Lamento dizê-lo, mas sob nenhuma circunstância faz sentido duas assessoras e a chefe de gabinete tentarem fisicamente reter o computador no ministério, contra Frederico Pinheiro, que descreveram como descontrolado. É também muito interessante ler todas as peças que saíram na última semana sobre o adjunto, em que até alegações de que era violento com colegas desde a altura em que era jornalista na RTP vieram à tona. Frederico Pinheiro percorreu a escada dos cargos de confiança política do Partido Socialista. É amigo pessoal de Pedro Nuno Santos e foi reconduzido por Galamba. É ternurento ver que tal como mulher de César, só passado este tempo todo é que se tornou desprezível.
No mesmo dia em que João Galamba apresenta a sua demissão ao Primeiro-Ministro, e tornando-se claro para toda a gente que mantê-lo com a possibilidade de se perceber que a atuação do SIS foi ilegal seria um erro crasso, António Costa faz um discurso ao país em que se compromete com João Galamba e a sua narrativa. Colocando de parte o cinismo político de apresentar uma demissão que sabia que não seria aceite, António Costa pretendeu mostrar a Marcelo Rebelo de Sousa que no seu governo manda ele.
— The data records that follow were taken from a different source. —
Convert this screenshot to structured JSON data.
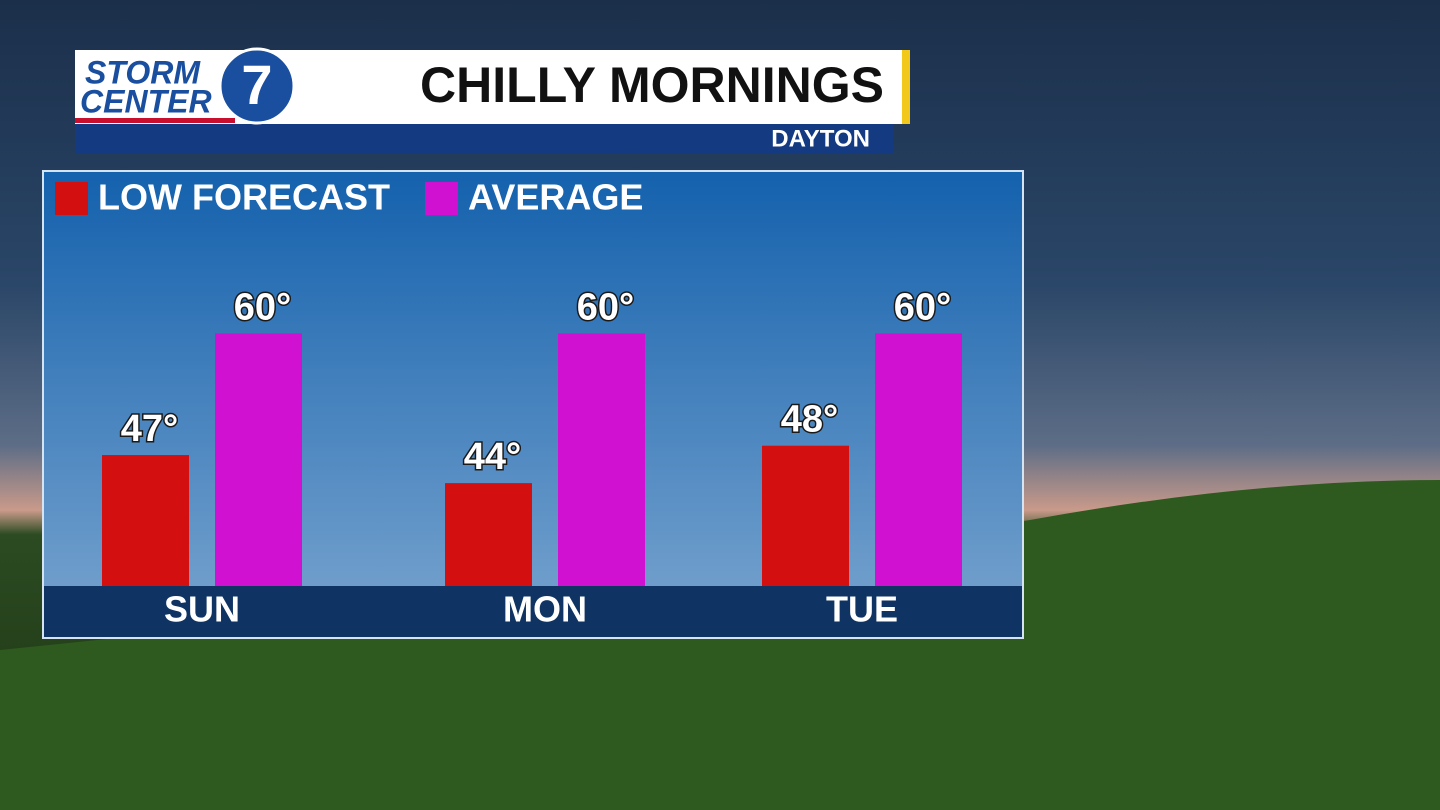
{
  "logo": {
    "line1": "STORM",
    "line2": "CENTER",
    "number": "7"
  },
  "chart_data": {
    "type": "bar",
    "title": "CHILLY MORNINGS",
    "subtitle": "DAYTON",
    "categories": [
      "SUN",
      "MON",
      "TUE"
    ],
    "series": [
      {
        "name": "LOW FORECAST",
        "color": "#d40f0f",
        "values": [
          47,
          44,
          48
        ],
        "value_labels": [
          "47°",
          "44°",
          "48°"
        ]
      },
      {
        "name": "AVERAGE",
        "color": "#d011d2",
        "values": [
          60,
          60,
          60
        ],
        "value_labels": [
          "60°",
          "60°",
          "60°"
        ]
      }
    ],
    "ylim": [
      33,
      67
    ]
  }
}
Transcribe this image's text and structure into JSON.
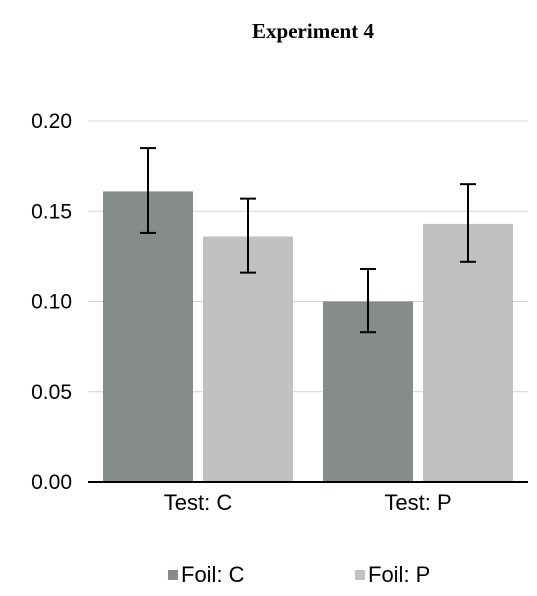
{
  "chart_data": {
    "type": "bar",
    "title": "Experiment 4",
    "xlabel": "",
    "ylabel": "",
    "categories": [
      "Test: C",
      "Test: P"
    ],
    "series": [
      {
        "name": "Foil: C",
        "color": "#868c88",
        "values": [
          0.161,
          0.1
        ],
        "error_low": [
          0.138,
          0.083
        ],
        "error_high": [
          0.185,
          0.118
        ]
      },
      {
        "name": "Foil: P",
        "color": "#c1c1c1",
        "values": [
          0.136,
          0.143
        ],
        "error_low": [
          0.116,
          0.122
        ],
        "error_high": [
          0.157,
          0.165
        ]
      }
    ],
    "ylim": [
      0,
      0.2
    ],
    "yticks": [
      "0.00",
      "0.05",
      "0.10",
      "0.15",
      "0.20"
    ],
    "grid": true,
    "legend_position": "bottom"
  }
}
Bom, e eis que passado alguns dias e três bolas de gelado Santini Marcelo fala ao país. Levanta a suspeita de que o SIS é usado indevidamente, sustenta que o ministro não tem condições de se manter, considera a decisão do primeiro-ministro uma irresponsabilidade, e conclui que o melhor é deixar tudo como está. A defesa da estabilidade como um fim nela mesma, algo que Marcelo acabou por fazer, é uma posição política que remove ao Presidente a capacidade de poder vir a ter um último mandato com iniciativa política. De facto, levantar a necessidade de aplicação correta do PRR como argumento para nem dissolver o parlamento, nem exigir uma remodelação do executivo, dado que 78% da componente pública do PRR ficou por executar em 2022, permite que se de facto decidir uma destas duas hipóteses seja sempre confrontado com o que já podia ter feito, e não fez.
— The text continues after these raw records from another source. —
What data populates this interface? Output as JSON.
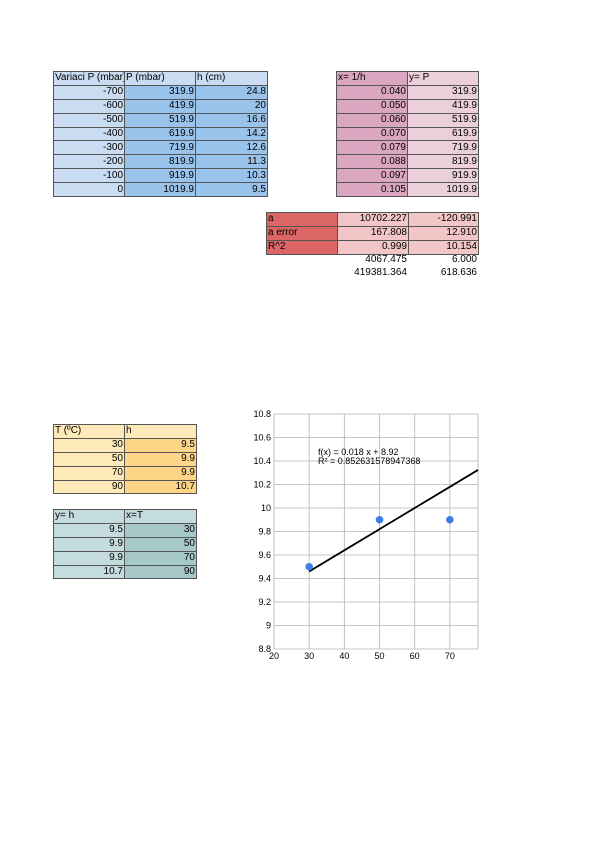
{
  "table1": {
    "headers": [
      "Variaci P (mbar)",
      "P (mbar)",
      "h (cm)"
    ],
    "rows": [
      [
        "-700",
        "319.9",
        "24.8"
      ],
      [
        "-600",
        "419.9",
        "20"
      ],
      [
        "-500",
        "519.9",
        "16.6"
      ],
      [
        "-400",
        "619.9",
        "14.2"
      ],
      [
        "-300",
        "719.9",
        "12.6"
      ],
      [
        "-200",
        "819.9",
        "11.3"
      ],
      [
        "-100",
        "919.9",
        "10.3"
      ],
      [
        "0",
        "1019.9",
        "9.5"
      ]
    ]
  },
  "table2": {
    "headers": [
      "x= 1/h",
      "y= P"
    ],
    "rows": [
      [
        "0.040",
        "319.9"
      ],
      [
        "0.050",
        "419.9"
      ],
      [
        "0.060",
        "519.9"
      ],
      [
        "0.070",
        "619.9"
      ],
      [
        "0.079",
        "719.9"
      ],
      [
        "0.088",
        "819.9"
      ],
      [
        "0.097",
        "919.9"
      ],
      [
        "0.105",
        "1019.9"
      ]
    ]
  },
  "stats": {
    "rows": [
      [
        "a",
        "10702.227",
        "-120.991"
      ],
      [
        "a error",
        "167.808",
        "12.910"
      ],
      [
        "R^2",
        "0.999",
        "10.154"
      ]
    ],
    "extra": [
      [
        "4067.475",
        "6.000"
      ],
      [
        "419381.364",
        "618.636"
      ]
    ]
  },
  "table3": {
    "headers": [
      "T (ºC)",
      "h"
    ],
    "rows": [
      [
        "30",
        "9.5"
      ],
      [
        "50",
        "9.9"
      ],
      [
        "70",
        "9.9"
      ],
      [
        "90",
        "10.7"
      ]
    ]
  },
  "table4": {
    "headers": [
      "y= h",
      "x=T"
    ],
    "rows": [
      [
        "9.5",
        "30"
      ],
      [
        "9.9",
        "50"
      ],
      [
        "9.9",
        "70"
      ],
      [
        "10.7",
        "90"
      ]
    ]
  },
  "chart_data": {
    "type": "scatter",
    "x": [
      30,
      50,
      70
    ],
    "y": [
      9.5,
      9.9,
      9.9
    ],
    "xlim": [
      20,
      78
    ],
    "ylim": [
      8.8,
      10.8
    ],
    "xticks": [
      20,
      30,
      40,
      50,
      60,
      70
    ],
    "yticks": [
      8.8,
      9,
      9.2,
      9.4,
      9.6,
      9.8,
      10,
      10.2,
      10.4,
      10.6,
      10.8
    ],
    "trendline": {
      "slope": 0.018,
      "intercept": 8.92
    },
    "annotation_line1": "f(x) = 0.018 x + 8.92",
    "annotation_line2": "R² = 0.852631578947368",
    "grid": true,
    "point_color": "#3c7ee3",
    "line_color": "#000000"
  }
}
É perfeitamente compreensível o racional tático por detrás da não dissolução da Assembleia da República. Os dois cenários mais prováveis seriam o PS ganhar com uma maioria ainda mais expressiva, ou a direita chegar ao poder com a extrema-direita atrelada. António Costa sabe isso. Por isso mesmo manteve o ministro: a constante conversa de Marcelo sobre dissolução é só isso mesmo, conversa. Temos um país com um Presidente da República politicamente na mão do Primeiro-Ministro.
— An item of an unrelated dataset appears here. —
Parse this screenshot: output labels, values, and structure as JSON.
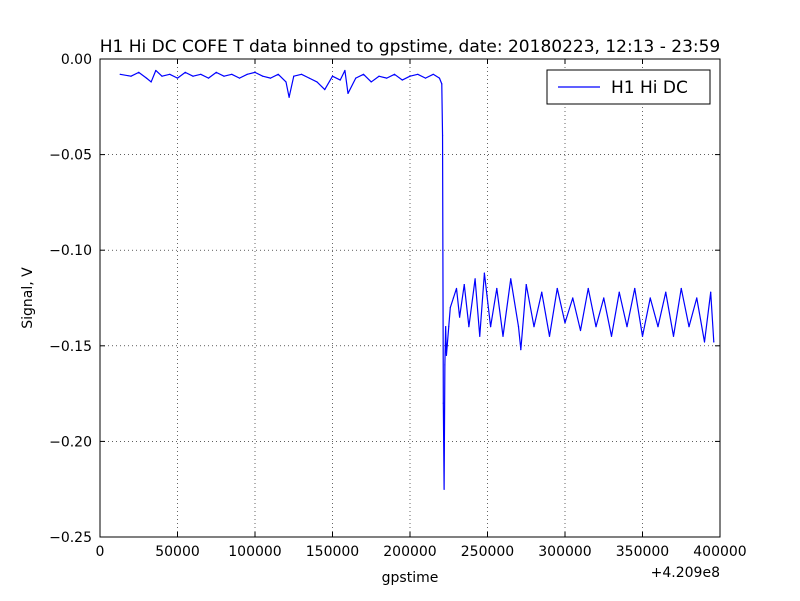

Contudo, existe uma ressalva relevante. Ao manter João Galamba, António Costa compromete-se com este e a sua narrativa. Na passada quarta-feira ouvimos Frederico Pinheiro na Assembleia da República, seguido pela Chefe de Gabinete de João Galamba, e por fim pelo próprio ministro. Até agora, temos quatro versões diferentes sobre o uso do SIS. Tanto a adjunta, como o ministro, como o Primeiro Ministro citam um crime de roubo quando Frederico Pinheiro levou o computador, desmentidos pelo Conselho de Fiscalização do SIRP.
Não conseguimos chegar ao fundo da verdade neste ponto, mas uma coisa sabemos. No momento em que se falou de crime, o uso do SIS foi ilegal. Se isso se comprovar, e outras alegações que o assessor fez, tais como receber um telefonema do SIS indicando que existiam “ordens desde cima” para recolher o computador, não é Galamba que tem de cair, é o próprio primeiro-ministro. E disto, nem o otimismo crónico de António Costa o pode salvar.